Part 1 is here. An introduction and guide to my series of posts "Corpora and the Second Amendment" is available here. The corpus data that is discussed can be downloaded here. That link will take you to a shared folder in Dropbox. Important: Use the "Download" button at the top right of the screen.

Update:  Concordance-line references have been changed to reflect revisions to the spreadsheet from which the lines were copied, as have figures for the total number of concordance lines and for the various subtotals that are given.

New URL for COFEA and COEME: https://lawcorpus.byu.edu.
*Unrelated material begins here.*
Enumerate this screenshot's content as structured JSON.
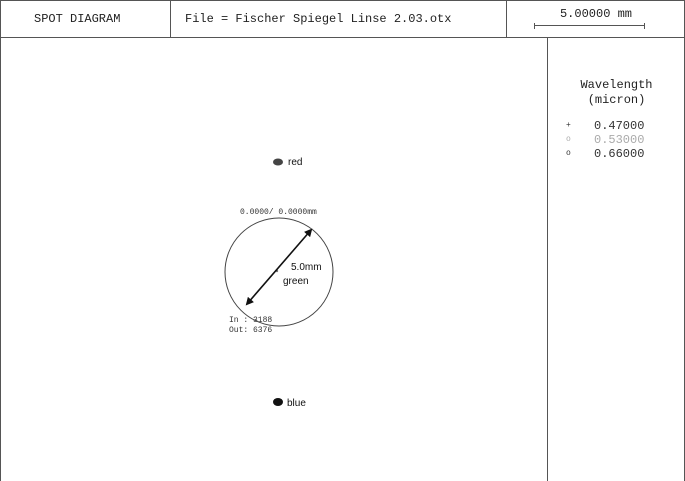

In this post and the next one, I will discuss the corpus data for bear arms.

This post will focus on the data that I think is consistent (or at least arguably consistent) with the Supreme Court’s interpretation of bear arms in District of Columbia v. Heller, and the next one will deal with the data that I think is inconsistent with the Heller interpretation.
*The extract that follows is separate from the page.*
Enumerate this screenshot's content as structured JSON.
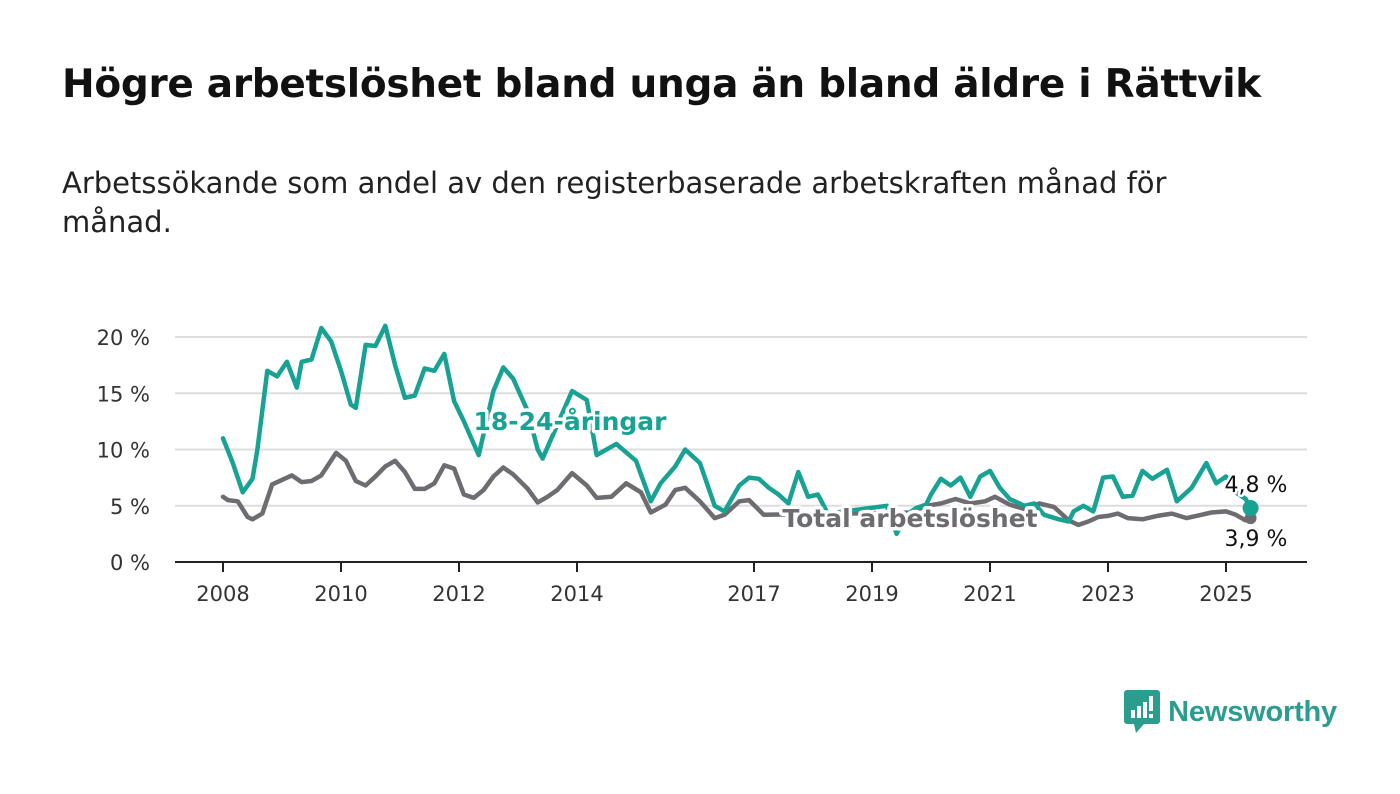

As I discussed in my last post, the court in Heller held that the “natural meaning” of bear arms in the late 18th century (i.e., its “ordinary meaning” (i.e., what it ordinarily meant)) was “wear, bear, or carry upon the person or in the clothing or in a pocket, for the purpose of being armed and ready for offensive or defensive action in a case of conflict with another person.” As I read the data, very little of it is consistent with that interpretation.